Non, définitivement on ne déconne pas avec John Travolta. Ce gars joue dans trois films de mon top ten, Carrie, Saturday Night Fever et Blow Out. Et si les deux films signés Brian De Palma ont avec le temps obtenu le statut qui leur était dû, je vous invite à redécouvrir encore et toujours Saturday Night Fever. Loin des clichés, ce film saisit comme peu d’autres le farouche désir d’émancipation d’un jeune adulte envers un destin qui semble tout tracé. Vivre et mourir à Brooklyn. Saturday Night Fever est un crève-cœur magnifiquement réalisé, superbement interprété, et aucune boule à facette n’arrivera jamais à lui ôter le parfum de la rue. Et bon sang, ce que Donna Pescow est bonne actrice, elle me tord les tripes même après des années à voir et revoir ce film.
John Travolta a fait des choix étonnants, il a refusé American Gigolo, comme plus tard il refusa Officier et Gentleman, ce n'est grave que pour ceux qui donnent de l'importance aux récompenses, aux flagorneries. A la façon de Clint Eastwood avec la série des Philo Beddoe ou Bronco Billy, John Travolta, sans pour autant s'interdire de collaborer avec Costa-Gavras, privilégie les films populaires, les Allo Maman Ici Bébé dans lesquels il excelle, les John Woo, les divertissements qui, s'ils sont rarement récompensés à Cannes, lui ont permis de tisser un lien profond avec le public.
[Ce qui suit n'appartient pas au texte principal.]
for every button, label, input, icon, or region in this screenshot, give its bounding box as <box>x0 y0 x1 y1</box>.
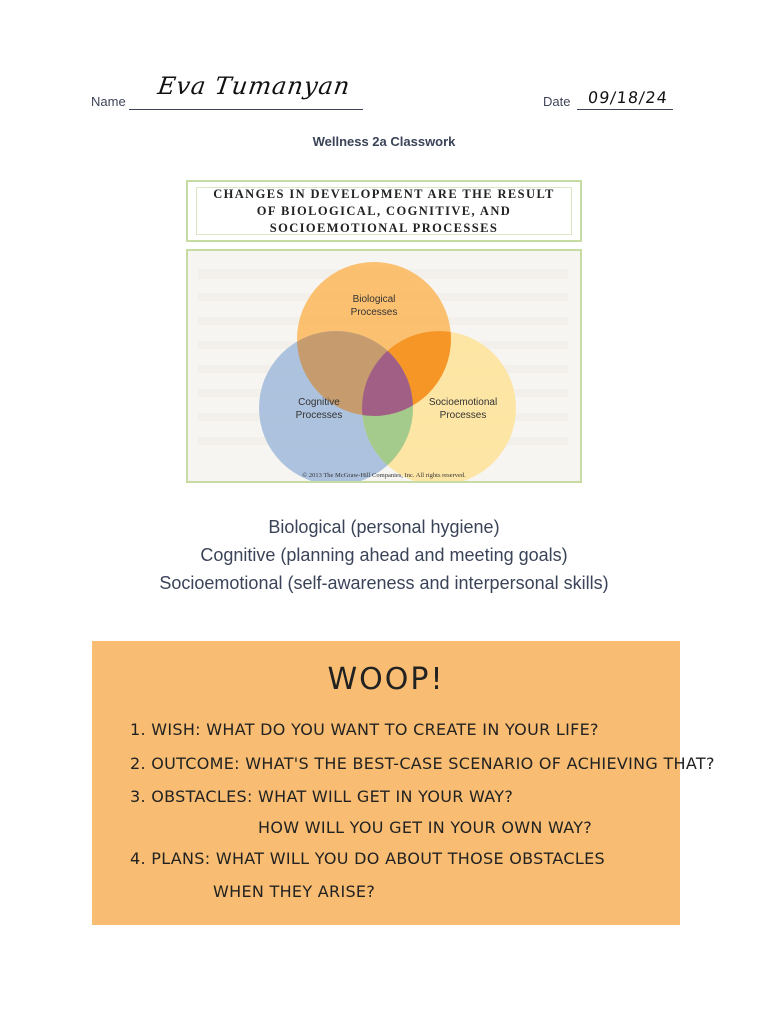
date-label: Date <box>543 94 571 109</box>
socioemotional-label-1: Socioemotional <box>428 397 498 408</box>
biological-label-2: Processes <box>350 307 398 318</box>
date-underline <box>577 109 673 110</box>
description-biological: Biological (personal hygiene) <box>268 517 500 537</box>
cognitive-label-1: Cognitive <box>298 397 340 408</box>
woop-title: WOOP! <box>327 662 445 697</box>
venn-diagram <box>188 251 580 481</box>
woop-wish: 1. WISH: WHAT DO YOU WANT TO CREATE IN YOUR LIFE? <box>130 720 599 739</box>
figure-title-line: SOCIOEMOTIONAL PROCESSES <box>269 220 499 235</box>
name-label: Name <box>91 94 126 109</box>
name-signature: Eva Tumanyan <box>156 72 353 100</box>
description-socioemotional: Socioemotional (self-awareness and interpersonal skills) <box>159 573 609 593</box>
figure-title-line: CHANGES IN DEVELOPMENT ARE THE RESULT <box>213 186 555 201</box>
figure-title-box <box>186 180 582 242</box>
copyright-notice: © 2013 The McGraw-Hill Companies, Inc. All rights reserved. <box>302 472 466 479</box>
figure-title-line: OF BIOLOGICAL, COGNITIVE, AND <box>256 203 512 218</box>
woop-obstacles: 3. OBSTACLES: WHAT WILL GET IN YOUR WAY? <box>130 787 514 806</box>
socioemotional-label-2: Processes <box>439 410 487 421</box>
woop-plans-continued: WHEN THEY ARISE? <box>213 882 376 901</box>
document-title: Wellness 2a Classwork <box>312 134 456 149</box>
name-underline <box>129 109 363 110</box>
figure-title <box>196 187 572 235</box>
woop-plans: 4. PLANS: WHAT WILL YOU DO ABOUT THOSE OBSTACLES <box>130 849 605 868</box>
description-cognitive: Cognitive (planning ahead and meeting goals) <box>200 545 568 565</box>
woop-outcome: 2. OUTCOME: WHAT'S THE BEST-CASE SCENARIO OF ACHIEVING THAT? <box>130 754 715 773</box>
woop-obstacles-continued: HOW WILL YOU GET IN YOUR OWN WAY? <box>258 818 593 837</box>
cognitive-label-2: Processes <box>295 410 343 421</box>
date-value: 09/18/24 <box>587 88 669 107</box>
venn-diagram-box <box>186 249 582 483</box>
biological-label-1: Biological <box>352 294 396 305</box>
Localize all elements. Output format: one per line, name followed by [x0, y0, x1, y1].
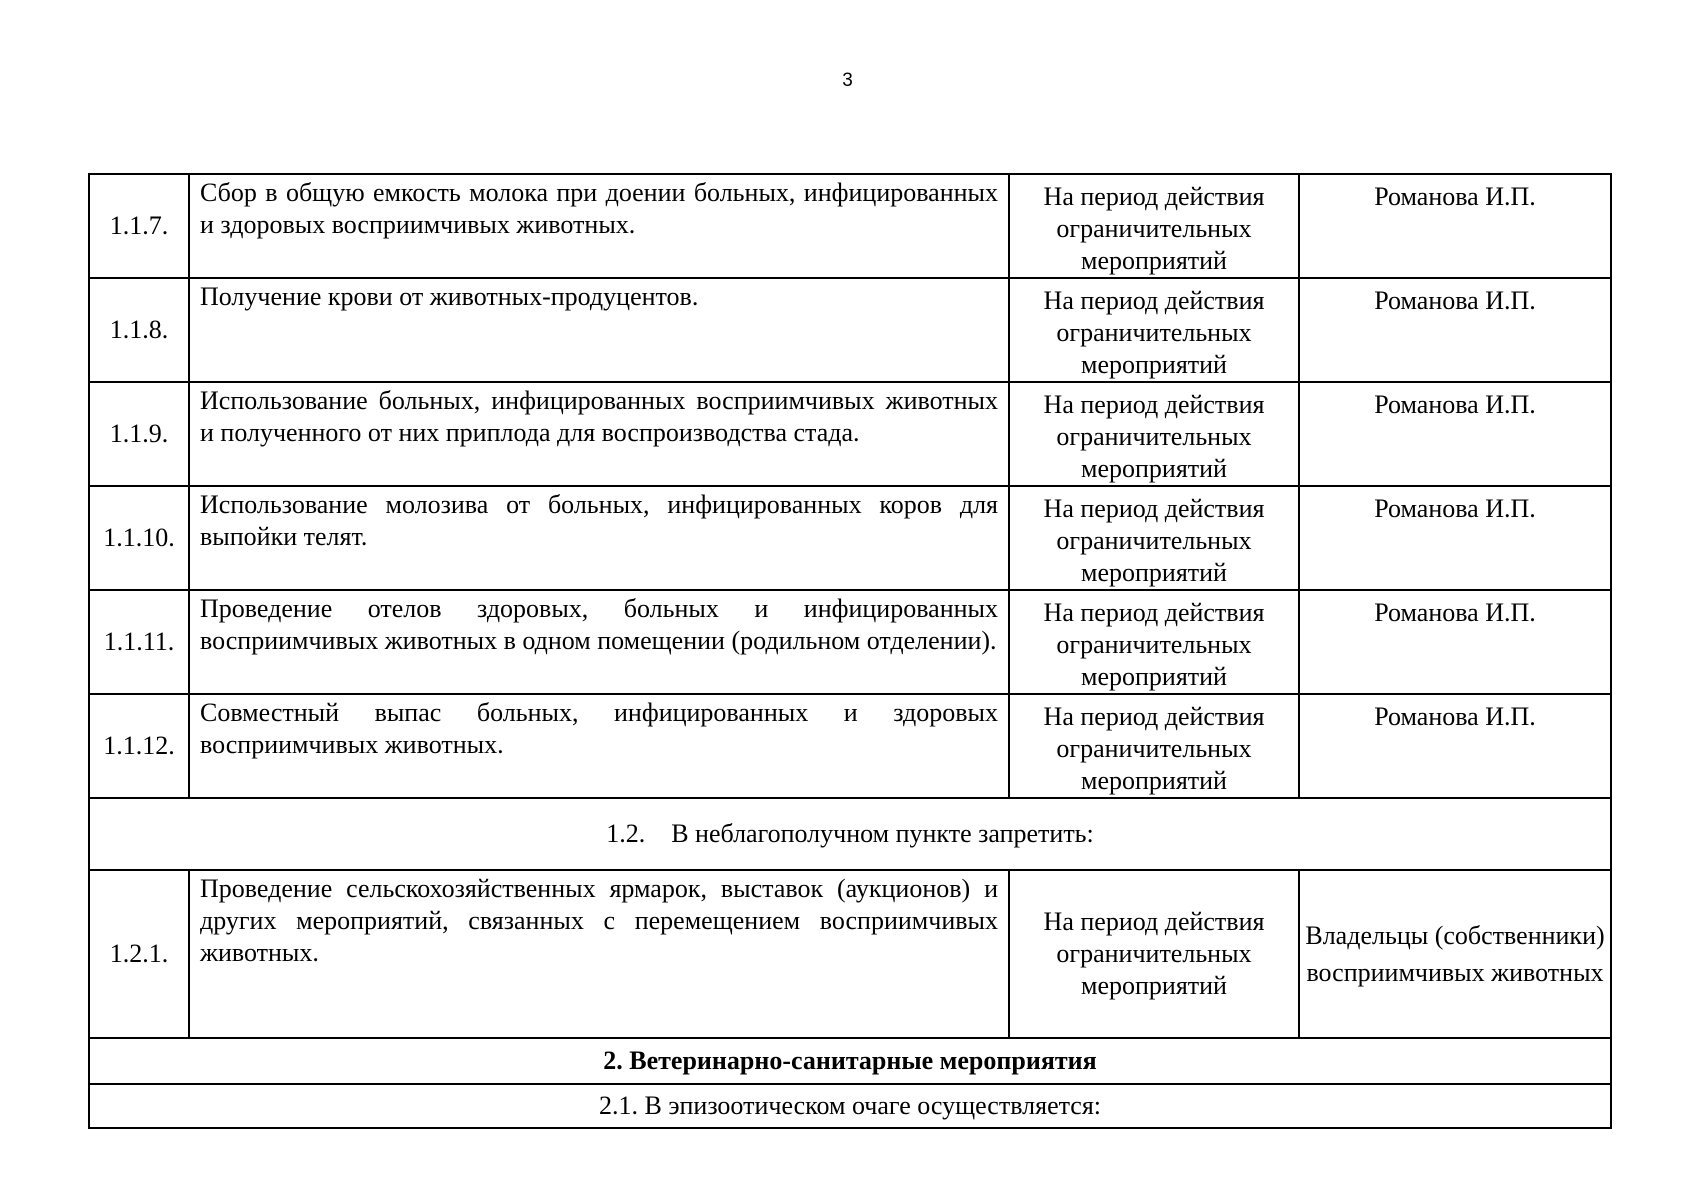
period-cell: На период действия ограничительных мероприятий [1009, 174, 1299, 278]
section-2-heading: 2. Ветеринарно-санитарные мероприятия [89, 1038, 1611, 1084]
measure-description: Использование молозива от больных, инфицированных коров для выпойки телят. [189, 486, 1009, 590]
table-row [89, 382, 1611, 486]
measure-description: Использование больных, инфицированных восприимчивых животных и полученного от них приплода для воспроизводства стада. [189, 382, 1009, 486]
table-row [89, 870, 1611, 1038]
row-number: 1.1.8. [89, 278, 189, 382]
section-2-1-heading: 2.1. В эпизоотическом очаге осуществляется: [89, 1084, 1611, 1128]
period-cell: На период действия ограничительных мероприятий [1009, 870, 1299, 1038]
table-row [89, 590, 1611, 694]
period-cell: На период действия ограничительных мероприятий [1009, 694, 1299, 798]
measure-description: Получение крови от животных-продуцентов. [189, 278, 1009, 382]
page-number: 3 [842, 70, 853, 91]
responsible-cell: Романова И.П. [1299, 174, 1611, 278]
period-cell: На период действия ограничительных мероприятий [1009, 486, 1299, 590]
table-row [89, 486, 1611, 590]
responsible-cell: Романова И.П. [1299, 382, 1611, 486]
measure-description: Проведение сельскохозяйственных ярмарок, выставок (аукционов) и других мероприятий, связанных с перемещением восприимчивых животных. [189, 870, 1009, 1038]
responsible-cell: Романова И.П. [1299, 278, 1611, 382]
section-heading-row [89, 798, 1611, 870]
responsible-cell: Романова И.П. [1299, 486, 1611, 590]
row-number: 1.1.11. [89, 590, 189, 694]
table-row [89, 174, 1611, 278]
responsible-cell: Владельцы (собственники) восприимчивых животных [1299, 870, 1611, 1038]
table-row [89, 694, 1611, 798]
table-row [89, 278, 1611, 382]
section-1-2-heading: 1.2. В неблагополучном пункте запретить: [89, 798, 1611, 870]
row-number: 1.1.9. [89, 382, 189, 486]
row-number: 1.1.12. [89, 694, 189, 798]
measure-description: Совместный выпас больных, инфицированных и здоровых восприимчивых животных. [189, 694, 1009, 798]
row-number: 1.1.10. [89, 486, 189, 590]
row-number: 1.1.7. [89, 174, 189, 278]
period-cell: На период действия ограничительных мероприятий [1009, 382, 1299, 486]
section-heading-row [89, 1038, 1611, 1084]
measure-description: Сбор в общую емкость молока при доении больных, инфицированных и здоровых восприимчивых животных. [189, 174, 1009, 278]
period-cell: На период действия ограничительных мероприятий [1009, 278, 1299, 382]
measure-description: Проведение отелов здоровых, больных и инфицированных восприимчивых животных в одном помещении (родильном отделении). [189, 590, 1009, 694]
section-heading-row [89, 1084, 1611, 1128]
responsible-cell: Романова И.П. [1299, 590, 1611, 694]
responsible-cell: Романова И.П. [1299, 694, 1611, 798]
period-cell: На период действия ограничительных мероприятий [1009, 590, 1299, 694]
measures-table [88, 173, 1612, 1129]
row-number: 1.2.1. [89, 870, 189, 1038]
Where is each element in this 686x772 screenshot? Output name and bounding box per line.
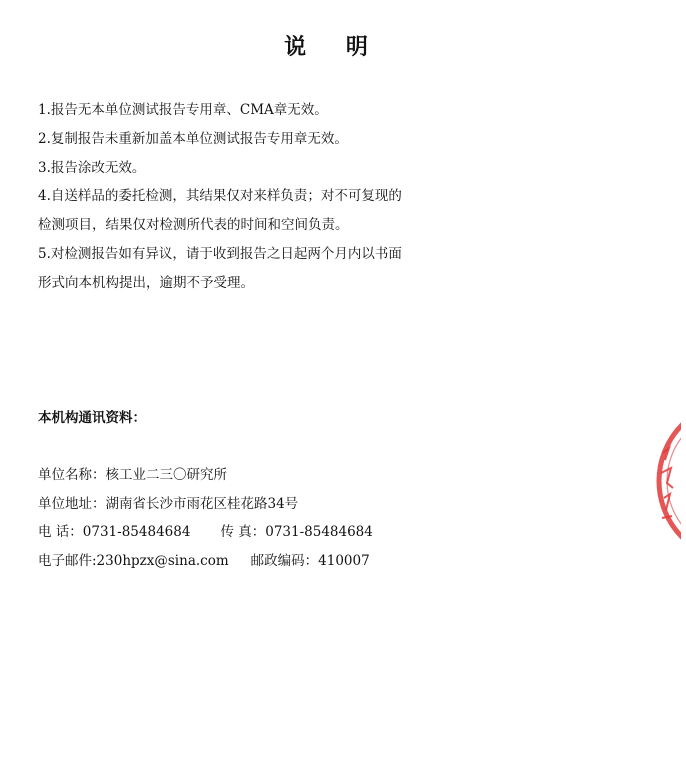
unit-address: 单位地址：湖南省长沙市雨花区桂花路34号 — [38, 495, 299, 512]
page-title: 说 明 — [284, 35, 384, 60]
note-line: 2.复制报告未重新加盖本单位测试报告专用章无效。 — [38, 130, 348, 147]
note-line: 5.对检测报告如有异议，请于收到报告之日起两个月内以书面 — [38, 245, 402, 262]
note-line: 4.自送样品的委托检测，其结果仅对来样负责；对不可复现的 — [38, 188, 402, 205]
phone-fax-row — [38, 518, 373, 547]
email-address: 电子邮件:230hpzx@sina.com — [38, 552, 229, 569]
notes-list — [38, 96, 458, 298]
postcode: 邮政编码：410007 — [250, 552, 370, 569]
phone-number: 电 话：0731-85484684 — [38, 524, 191, 541]
contact-heading: 本机构通讯资料： — [38, 410, 146, 426]
note-line: 形式向本机构提出，逾期不予受理。 — [38, 274, 254, 291]
note-line: 检测项目，结果仅对检测所代表的时间和空间负责。 — [38, 217, 349, 234]
email-postcode-row — [38, 547, 373, 576]
contact-info — [38, 461, 373, 575]
unit-name: 单位名称：核工业二三〇研究所 — [38, 467, 227, 483]
fax-number: 传 真：0731-85484684 — [220, 524, 373, 541]
official-seal-stamp — [655, 398, 681, 564]
note-line: 1.报告无本单位测试报告专用章、CMA章无效。 — [38, 102, 328, 118]
seal-graphic — [655, 398, 681, 564]
note-line: 3.报告涂改无效。 — [38, 159, 146, 176]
Il se trimballe un paquet de navets qui en aurait englouti plus d'un, ou des films improbables comme le récent Sauvages d'Oliver Stone, mais ça ne change rien à la donne. Beaucoup d'acteurs considérés comme géniaux, torturés et oscarisés à tour de bras ont disparu de la circulation après quelques tours de pistes, lui est toujours là. John Travolta a su trouver une place dans notre quotidien, dans notre vie, il a su parler à nos cœurs, et comme chacun sait, le cœur à plus de mémoire que l'esprit.
Tiens, je vais voir si y a pas moyen de me trouver un nouveau t.shirt avec Tony Manero dessus. Sûr que c'est toujours efficace pour détecter la connerie.